Spanakopita, Greek Spinach & Feta Filo Pie


A surfeit of chard at the allotment led me to make this recipe. It is not the kids favourite ingredient, but feta and garlic are. And the filo pastry gave it a surprise crisps like topping. What's not to like?

Serves 4 

1 pack filo pastry
500g spinach or chard
300g feta
4 large free range eggs
1 onion, peeled and finely diced
1 large garlic clove, peeled and crushed
1 tsp dried Greek oregano or thyme
1 coffee cup olive oil

Wash the spinach and roughly chop. Heat 1 tsp of olive oil in a saucepan, cram the spinach in and wilt it. Turn off the heat and leave to cool whilst you prepare the rest of the filling.

Beat the eggs into a small mixing bowl. Crumble in the feta, and stir in the diced onion, garlic, and oregano.  Roughly chop the cooled wilted spinach some more if you like, and stir into the egg and cheese mixture. Season with pepper, and sparingly with salt as the feta is quite salty.

Brush a lasagna type baking dish, just smaller than your filo pastry sheets, with olive oil. Place the remaining filo sheets on a clean work surface and smear the first one with about 2 tbsp of olive oil. I started off brushing on oil but found didn't spread easily and found by far the most effective method was to smear the oil with my hands.

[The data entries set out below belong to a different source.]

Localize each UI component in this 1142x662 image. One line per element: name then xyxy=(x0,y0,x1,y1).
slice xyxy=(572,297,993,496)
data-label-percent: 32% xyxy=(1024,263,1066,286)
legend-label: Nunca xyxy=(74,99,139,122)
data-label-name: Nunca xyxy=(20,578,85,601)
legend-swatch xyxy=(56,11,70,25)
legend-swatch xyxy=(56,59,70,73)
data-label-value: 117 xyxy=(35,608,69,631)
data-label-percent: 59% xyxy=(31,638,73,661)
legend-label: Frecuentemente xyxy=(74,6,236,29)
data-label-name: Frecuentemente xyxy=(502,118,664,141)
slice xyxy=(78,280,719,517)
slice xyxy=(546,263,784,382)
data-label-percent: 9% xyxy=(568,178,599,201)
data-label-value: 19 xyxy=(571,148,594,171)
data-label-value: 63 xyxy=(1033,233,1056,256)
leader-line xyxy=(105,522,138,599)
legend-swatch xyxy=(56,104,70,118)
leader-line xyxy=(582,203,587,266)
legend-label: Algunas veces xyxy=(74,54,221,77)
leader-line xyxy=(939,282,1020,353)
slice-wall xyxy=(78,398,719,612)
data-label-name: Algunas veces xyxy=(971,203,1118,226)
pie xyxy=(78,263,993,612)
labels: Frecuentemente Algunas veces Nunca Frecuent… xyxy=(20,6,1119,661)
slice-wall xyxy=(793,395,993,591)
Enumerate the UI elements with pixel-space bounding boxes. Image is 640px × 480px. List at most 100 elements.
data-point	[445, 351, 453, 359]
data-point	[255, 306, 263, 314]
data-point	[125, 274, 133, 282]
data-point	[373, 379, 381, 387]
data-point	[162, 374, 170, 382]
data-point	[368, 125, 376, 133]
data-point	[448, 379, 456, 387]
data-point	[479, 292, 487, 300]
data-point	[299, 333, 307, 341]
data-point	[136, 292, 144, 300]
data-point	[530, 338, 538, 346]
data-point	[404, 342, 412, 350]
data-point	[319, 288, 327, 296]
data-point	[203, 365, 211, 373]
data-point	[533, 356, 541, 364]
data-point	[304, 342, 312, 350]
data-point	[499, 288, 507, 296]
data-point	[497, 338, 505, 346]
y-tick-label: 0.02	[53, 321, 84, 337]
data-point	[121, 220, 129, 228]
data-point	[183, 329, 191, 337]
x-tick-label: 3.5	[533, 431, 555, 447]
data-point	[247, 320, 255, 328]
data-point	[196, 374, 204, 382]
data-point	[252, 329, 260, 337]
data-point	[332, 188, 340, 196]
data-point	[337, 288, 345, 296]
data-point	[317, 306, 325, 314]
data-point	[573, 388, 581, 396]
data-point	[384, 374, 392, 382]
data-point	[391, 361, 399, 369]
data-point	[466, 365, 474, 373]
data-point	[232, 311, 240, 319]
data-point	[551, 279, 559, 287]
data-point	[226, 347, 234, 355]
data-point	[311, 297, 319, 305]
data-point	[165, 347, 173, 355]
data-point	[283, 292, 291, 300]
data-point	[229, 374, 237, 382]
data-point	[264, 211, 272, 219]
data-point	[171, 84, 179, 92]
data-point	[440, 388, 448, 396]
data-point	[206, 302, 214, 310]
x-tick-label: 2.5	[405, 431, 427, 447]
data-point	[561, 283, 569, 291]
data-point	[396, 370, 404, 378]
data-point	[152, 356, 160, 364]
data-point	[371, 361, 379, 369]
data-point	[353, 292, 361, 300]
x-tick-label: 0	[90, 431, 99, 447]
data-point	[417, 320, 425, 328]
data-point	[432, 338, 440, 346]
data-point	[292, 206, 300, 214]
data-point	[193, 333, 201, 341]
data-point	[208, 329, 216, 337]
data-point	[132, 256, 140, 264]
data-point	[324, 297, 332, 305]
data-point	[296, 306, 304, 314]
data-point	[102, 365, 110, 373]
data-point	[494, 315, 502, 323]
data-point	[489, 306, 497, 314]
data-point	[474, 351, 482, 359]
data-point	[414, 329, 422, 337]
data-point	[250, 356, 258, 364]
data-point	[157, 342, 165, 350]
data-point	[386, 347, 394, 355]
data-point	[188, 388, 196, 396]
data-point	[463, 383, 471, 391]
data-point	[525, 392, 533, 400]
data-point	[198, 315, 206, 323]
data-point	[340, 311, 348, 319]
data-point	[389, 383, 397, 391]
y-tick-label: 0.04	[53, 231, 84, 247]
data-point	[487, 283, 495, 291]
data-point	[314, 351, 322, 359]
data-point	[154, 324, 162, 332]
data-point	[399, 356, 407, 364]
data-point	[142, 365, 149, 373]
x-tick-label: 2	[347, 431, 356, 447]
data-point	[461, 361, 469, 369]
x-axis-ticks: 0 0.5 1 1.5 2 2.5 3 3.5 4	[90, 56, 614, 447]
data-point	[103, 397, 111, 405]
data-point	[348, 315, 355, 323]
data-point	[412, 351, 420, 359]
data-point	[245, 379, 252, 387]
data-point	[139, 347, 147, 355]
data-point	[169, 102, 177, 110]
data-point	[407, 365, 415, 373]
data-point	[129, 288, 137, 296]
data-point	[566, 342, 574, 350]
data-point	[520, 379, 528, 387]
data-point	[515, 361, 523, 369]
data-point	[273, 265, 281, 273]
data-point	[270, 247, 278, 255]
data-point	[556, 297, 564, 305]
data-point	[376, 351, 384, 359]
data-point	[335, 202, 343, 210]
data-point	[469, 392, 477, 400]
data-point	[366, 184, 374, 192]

Smearing the top of each filo sheet one at a time, line your baking dish with about 1/3rd of the pastry. Overhanging pastry is fine, even desirable.

Once the baking dish is lined with about 1/3rd of the pastry, fill it with the spinach mixture. Then continue to oil the remaining filo sheets one by one and place them on top of the filling, wrinkly them up if necessary so they don't hang over the sides of the dish. Fold up any overhanging pastry and brush the top with a little extra oil.

Bake for 40 minutes at 180C, or until the top is a deep golden brown.